Chick is really going off the deep end here.
First off, a kid does a HISTORY paper on the Ten Commandments? What the fuck?
2nd, every teacher I have ever had insists that you CLEAR the topic with him or her before you go on to do your project. That topic wouldn’t even clear, because it’s not history. Now, if say, Timmy wanted to do his report on something like that most teachers would help him find something related-say, the plight of the Israelites in ancient Egypt, perhaps? Or Jewish History back in that era? Such as King David (I THINK he existed, however, how much is myth and how much is true I’m not sure of). That would be MUCH more fascinating. Or he could do a report on the HISTORY of the Bible and the Ten Commandments. Um, hello? What the FUCK?
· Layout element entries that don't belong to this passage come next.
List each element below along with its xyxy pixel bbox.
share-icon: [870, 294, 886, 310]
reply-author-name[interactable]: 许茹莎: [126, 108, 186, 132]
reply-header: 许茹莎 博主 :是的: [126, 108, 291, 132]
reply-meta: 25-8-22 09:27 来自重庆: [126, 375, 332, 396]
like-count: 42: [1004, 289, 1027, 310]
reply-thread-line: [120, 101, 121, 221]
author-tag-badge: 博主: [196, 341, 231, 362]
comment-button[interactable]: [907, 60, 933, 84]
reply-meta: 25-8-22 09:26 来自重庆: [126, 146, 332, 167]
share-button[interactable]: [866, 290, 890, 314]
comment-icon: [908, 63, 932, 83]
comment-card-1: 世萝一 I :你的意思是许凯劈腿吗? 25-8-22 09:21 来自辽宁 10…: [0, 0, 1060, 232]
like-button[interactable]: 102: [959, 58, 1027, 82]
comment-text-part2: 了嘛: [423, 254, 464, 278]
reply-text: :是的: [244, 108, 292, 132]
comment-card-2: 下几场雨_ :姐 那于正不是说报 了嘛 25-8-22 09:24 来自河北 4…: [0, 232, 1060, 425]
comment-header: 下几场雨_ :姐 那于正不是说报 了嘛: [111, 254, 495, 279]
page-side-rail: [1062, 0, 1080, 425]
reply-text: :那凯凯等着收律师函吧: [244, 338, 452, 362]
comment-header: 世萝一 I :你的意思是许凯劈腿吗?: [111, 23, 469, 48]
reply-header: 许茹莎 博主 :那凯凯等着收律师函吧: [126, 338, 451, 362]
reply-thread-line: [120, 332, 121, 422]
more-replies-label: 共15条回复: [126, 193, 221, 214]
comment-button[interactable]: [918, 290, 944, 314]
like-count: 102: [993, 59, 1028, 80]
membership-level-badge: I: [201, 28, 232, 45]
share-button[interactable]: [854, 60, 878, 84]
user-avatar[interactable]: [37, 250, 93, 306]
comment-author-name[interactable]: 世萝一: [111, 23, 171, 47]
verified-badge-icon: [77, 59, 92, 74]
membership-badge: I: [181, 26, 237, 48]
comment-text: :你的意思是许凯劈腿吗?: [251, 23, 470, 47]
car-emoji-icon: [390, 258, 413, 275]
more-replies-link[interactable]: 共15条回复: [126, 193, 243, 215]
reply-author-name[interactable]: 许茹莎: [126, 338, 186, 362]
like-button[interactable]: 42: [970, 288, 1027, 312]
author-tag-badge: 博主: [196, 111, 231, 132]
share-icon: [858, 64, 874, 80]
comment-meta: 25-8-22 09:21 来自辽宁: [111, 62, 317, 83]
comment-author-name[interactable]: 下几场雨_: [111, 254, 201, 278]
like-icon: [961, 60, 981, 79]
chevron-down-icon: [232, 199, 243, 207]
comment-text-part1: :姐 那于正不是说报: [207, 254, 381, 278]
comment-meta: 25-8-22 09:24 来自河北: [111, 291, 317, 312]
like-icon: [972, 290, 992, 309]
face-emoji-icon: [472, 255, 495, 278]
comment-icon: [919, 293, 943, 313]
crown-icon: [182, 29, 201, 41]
And most teachers who study history do study religion, because it plays such a large factor. We have a course over at La Roche-History and Development of Early Christianity, or something like that. They ENCOURAGE their students to learn about religion. In 10th grade world history, our last unit was on Judaism, Christianity and Islam. It wasn’t about whether you believe or not, but the history of such beliefs, what they consisted of, and how they shaped culture. No historian is going to cut out religious studies, because it’s such a HUGE part of culture and understanding certain aspects.
AND HE DOESN’T MENTION RA OR BAS-(Cat Goddess)!!!
And how the hell does taking home a PAPERCLIP make her a fucking thief? Jesus, most teachers take home school supplies-most STUDENTS do-it’s not theft-that is what they’re THERE FOR!!! You’re SUPPOSED to use them and take them home!!!
Maybe I should print this up and pass it around in class on Tuesday. I think Dr. Brett would laugh himself into a fucking hernia. Oh wait-he’s one of those EVIL CATHOLICS!!! :eek:
Oh criminy. Jack Chick doesn’t know jackshit about the Bible, either. If he did, he’d know more about Jewish history. He doesn’t know jackshit about teaching, or religion, or anything.
In short, Jack Chick must be Wildest Bill! OH my god! I’ll bet I’m right! He sounds JUST LIKE HIM!!! FUCK!!!
Jack Chick makes Baby Jesus hold his breath until he turns blue.